The family of a “loving, kind and caring” man who died after a crash are fighting to change the law.
Matthew Thompson, 32, of West Way, Wimbotsham, suffered severe injuries after his Aprilia 750 and an Audi A1 were involved in a crash on the A149, between the Castle Rising and Roydon Road junctions, on February 16 last year. Mr Thompson died in Addenbrooke’s Hospital the following morning.
Now his wife Leanne along with his mum Yvonne and sister Sarah are running a petition to ensure that anyone found guilty of a “death by driving” offence should get a mandatory minimum two-year driving disqualification.
An inquest into Mr Thompson’s death was held in Lynn yesterday when coroner Jacqueline Lake recorded a verdict of death by road traffic collision.
The Audi driver, Maureen Haller, who has admitted a charge of death by careless driving, told the hearing that she did not see Mr Thompson.
A statement issued by the family after the inquest said: “Matthew was a loving, kind and caring husband, son and brother and was a doting and adored daddy. He was an extremely popular person and well known local builder. We are devastated by his death and are trying to come to terms with it.”

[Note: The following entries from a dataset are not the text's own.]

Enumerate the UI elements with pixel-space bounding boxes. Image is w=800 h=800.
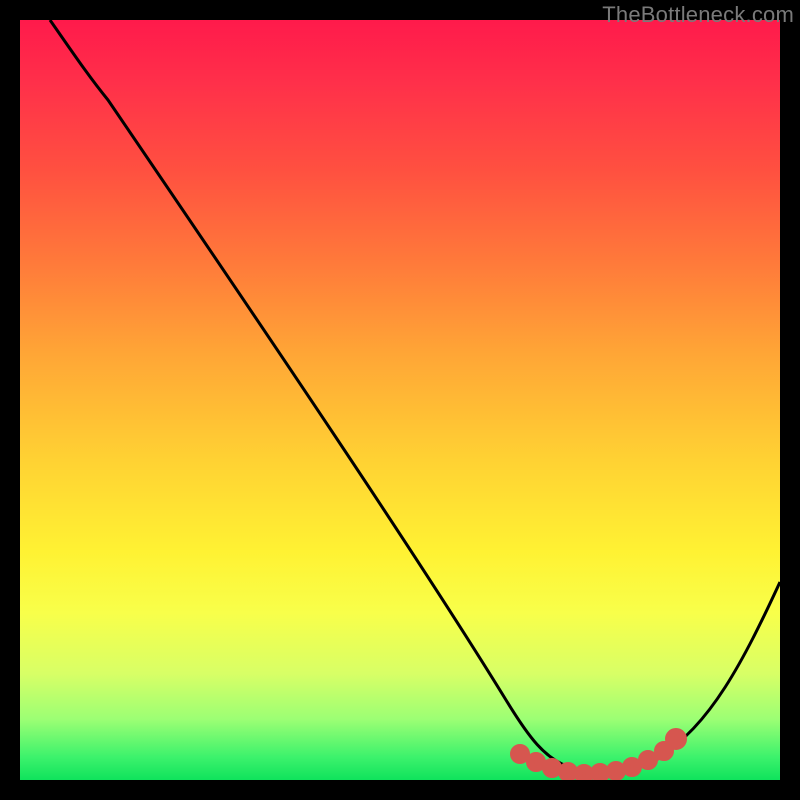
bottleneck-curve: [50, 20, 780, 772]
chart-frame: [20, 20, 780, 780]
highlight-segment: [514, 732, 683, 780]
bottleneck-chart: [20, 20, 780, 780]
watermark-text: TheBottleneck.com: [602, 2, 794, 28]
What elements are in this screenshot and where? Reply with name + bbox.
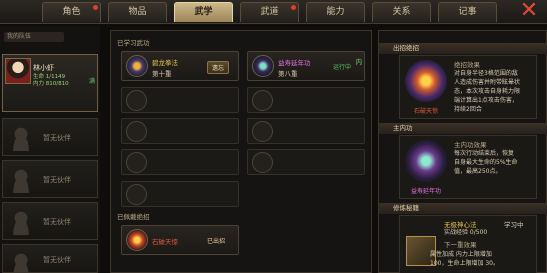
trick-detail-box: 石破天惊 绝招效果 对自身半径3格范围的敌 人造成伤害并附带眩晕状 态，本次攻击… bbox=[399, 55, 537, 119]
skill-card[interactable]: 碧龙拳法 第十重 遗忘 bbox=[121, 51, 239, 81]
empty-skill-slot[interactable] bbox=[121, 181, 239, 207]
notification-dot bbox=[93, 5, 98, 10]
skill-card[interactable]: 益寿延年功 第八重 运行中 内 bbox=[247, 51, 365, 81]
manual-next-text: 属性加成 内力上限增加 100，生命上限增加 30。 bbox=[430, 251, 499, 267]
inner-header: 主内功 bbox=[379, 123, 547, 134]
hero-mp: 内力 810/810 bbox=[33, 81, 69, 87]
team-caption: 我的队伍 bbox=[4, 32, 64, 42]
empty-skill-slot[interactable] bbox=[247, 87, 365, 113]
empty-skill-slot[interactable] bbox=[247, 149, 365, 175]
person-silhouette-icon bbox=[9, 125, 33, 151]
close-icon[interactable]: ✕ bbox=[518, 0, 540, 23]
trick-card[interactable]: 石破天惊 已出招 bbox=[121, 225, 239, 255]
empty-skill-slot[interactable] bbox=[121, 118, 239, 144]
empty-skill-slot[interactable] bbox=[121, 87, 239, 113]
inner-skill-icon bbox=[405, 140, 447, 182]
notification-dot bbox=[291, 5, 296, 10]
equipped-title: 已佩戴绝招 bbox=[117, 213, 150, 221]
inner-mark: 内 bbox=[355, 58, 363, 66]
tab-martial-way[interactable]: 武道 bbox=[240, 2, 299, 22]
manual-detail-box[interactable]: 无极神心法 学习中 实战经验 0/500 下一重效果 属性加成 内力上限增加 1… bbox=[399, 215, 537, 273]
avatar bbox=[5, 58, 31, 84]
person-silhouette-icon bbox=[9, 251, 33, 273]
tab-martial-arts[interactable]: 武学 bbox=[174, 2, 233, 22]
team-slot-empty[interactable]: 暂无伙伴 bbox=[2, 160, 98, 198]
team-slot-empty[interactable]: 暂无伙伴 bbox=[2, 118, 98, 156]
tab-character[interactable]: 角色 bbox=[42, 2, 101, 22]
skills-panel: 已学习武功 碧龙拳法 第十重 遗忘 益寿延年功 第八重 运行中 内 已佩戴绝招 … bbox=[110, 30, 372, 273]
inner-effect-text: 每次行动结束后，恢复 自身最大生命的5%生命 值，最高250点。 bbox=[454, 150, 518, 175]
spear-skill-icon bbox=[126, 55, 148, 77]
team-slot-empty[interactable]: 暂无伙伴 bbox=[2, 202, 98, 240]
person-silhouette-icon bbox=[9, 209, 33, 235]
trick-status: 已出招 bbox=[206, 238, 225, 245]
trick-effect-text: 对自身半径3格范围的敌 人造成伤害并附带眩晕状 态，本次攻击自身耗力限 端计算出… bbox=[454, 70, 521, 113]
tab-items[interactable]: 物品 bbox=[108, 2, 167, 22]
burst-trick-icon bbox=[126, 229, 148, 251]
empty-skill-slot[interactable] bbox=[247, 118, 365, 144]
team-slot-empty[interactable]: 暂无伙伴 bbox=[2, 244, 98, 273]
hero-card[interactable]: 林小虾 生命 1/1149 内力 810/810 满 bbox=[2, 54, 98, 112]
tab-abilities[interactable]: 能力 bbox=[306, 2, 365, 22]
team-list: 我的队伍 林小虾 生命 1/1149 内力 810/810 满 暂无伙伴 暂无伙… bbox=[0, 26, 100, 273]
inner-skill-icon bbox=[252, 55, 274, 77]
inner-detail-box: 益寿延年功 主内功效果 每次行动结束后，恢复 自身最大生命的5%生命 值，最高2… bbox=[399, 135, 537, 199]
learned-title: 已学习武功 bbox=[117, 39, 150, 47]
tab-journal[interactable]: 记事 bbox=[438, 2, 497, 22]
running-status: 运行中 bbox=[332, 64, 351, 71]
tab-bar: 角色 物品 武学 武道 能力 关系 记事 ✕ bbox=[0, 0, 547, 24]
detail-panel: 出招绝招 石破天惊 绝招效果 对自身半径3格范围的敌 人造成伤害并附带眩晕状 态… bbox=[378, 30, 547, 273]
empty-skill-slot[interactable] bbox=[121, 149, 239, 175]
hero-state: 满 bbox=[89, 78, 96, 85]
burst-trick-icon bbox=[405, 60, 447, 102]
manual-header: 修炼秘籍 bbox=[379, 203, 547, 214]
trick-header: 出招绝招 bbox=[379, 43, 547, 54]
forget-button[interactable]: 遗忘 bbox=[206, 61, 229, 74]
person-silhouette-icon bbox=[9, 167, 33, 193]
tab-relations[interactable]: 关系 bbox=[372, 2, 431, 22]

The inquest heard that Mrs Haller was turning right on to the A149 when the incident happened at 3.10pm.
She told the hearing that she had looked both ways and proceeded when she felt it was safe.
Mrs Haller said: “As I was driving out there was just an almighty bang and I could smell burning. At first I thought a bomb had gone off and just pushed my way out of the car and then I realised there had been an accident.”
Motorist Clare Saddler told the hearing that she had caught a glimpse of the motorbike behind a white car which had overtaken her as she pulled into the Castle Rising slip road as the Audi pulled out.
Motorist Graham Whiley saw the impact as he travelled in the opposite direction.
Collision investigation PC Graeme Brookes told the hearing that Mr Thompson had been travelling on the correct side of the road and had his headlights on .
He said Mrs Haller’s failure to see the motorbike was a “momentarily loss of judgment” and an obscured view.
In summing up before giving her verdict, Mrs Lake said Mr Thompson’s bike was obscured by a vehicle in front, prior to Mrs Haller’s car starting to pull out from the junction.